Strange serving suggestions cause further problems when they’re used in conjunction with traffic light labelling, a voluntary scheme which was introduced in 2013. These colour-coded front-of-pack labels reveal at a glance whether a product contains low (green), medium (amber), or high (red) levels of your guideline daily amounts of calories, fat, saturated fat, salt, and sugar. While the colour coding on the labels is based on 100g or 100ml of the product, confusingly, the nutritional information (such as the grams of fat or the calories) is based on the portion size. This means the percentage that the fat or salt contributes to your recommended intake is also set per portion.

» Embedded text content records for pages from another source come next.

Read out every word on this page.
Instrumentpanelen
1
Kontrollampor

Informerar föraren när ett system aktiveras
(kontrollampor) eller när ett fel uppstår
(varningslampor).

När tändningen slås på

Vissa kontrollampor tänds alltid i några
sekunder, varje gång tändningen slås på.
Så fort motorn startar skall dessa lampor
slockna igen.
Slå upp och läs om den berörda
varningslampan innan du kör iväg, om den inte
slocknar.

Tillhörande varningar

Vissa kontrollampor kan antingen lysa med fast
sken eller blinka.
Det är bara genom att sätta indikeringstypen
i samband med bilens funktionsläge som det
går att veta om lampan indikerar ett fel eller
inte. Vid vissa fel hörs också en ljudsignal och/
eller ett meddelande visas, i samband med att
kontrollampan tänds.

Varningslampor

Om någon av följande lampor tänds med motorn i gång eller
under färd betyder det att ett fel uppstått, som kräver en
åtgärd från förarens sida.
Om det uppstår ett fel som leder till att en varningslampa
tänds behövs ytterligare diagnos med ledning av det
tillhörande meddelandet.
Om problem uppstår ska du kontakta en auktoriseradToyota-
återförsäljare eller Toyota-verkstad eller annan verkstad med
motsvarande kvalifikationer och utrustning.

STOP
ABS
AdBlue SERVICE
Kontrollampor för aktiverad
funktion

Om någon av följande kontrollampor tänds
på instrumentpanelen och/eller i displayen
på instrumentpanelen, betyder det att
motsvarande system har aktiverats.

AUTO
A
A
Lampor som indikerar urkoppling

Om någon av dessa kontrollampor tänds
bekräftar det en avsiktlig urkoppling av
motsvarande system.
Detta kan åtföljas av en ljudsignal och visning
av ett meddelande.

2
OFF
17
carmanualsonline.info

The UK also operated a Sugar tax, not too dissimilar to Oman’s sin tax on energy drinks and sugary drinks. However in the UK there seems to be a lack of regulation or consensus as to what sugar is. A full sugar ‘original’ soft drink in several local London stores cost us £1.35 on average yet the “Zero Sugar” versions of the same brand and the same size (250 – 330 ml depending on brand) was also £1.35 on average. Even though the price “includes sugar tax” Meaning that some one on the supply chain is pocketing the sugar tax value on the sugar free variants. Yet we found energy drinks in their full sugar full caffeine variants for the same size portions only cost on average £1.09 from the same London stores with the full price range £0.30p – £1.25p including the big brands such as Red Bull. This means that on average energy drinks were cheaper than water whilst fizzy drinks with zero sugar were more expensive than alcohol.
In short, the only way to really figure out what is healthy or not is to look at the per 100 ml/gram labels and work it out for your self based on how much you personally consume. For me, a 450 ml pot of yogurt does not serve 12 members of my family and neighbours’ families, it serves me, just me.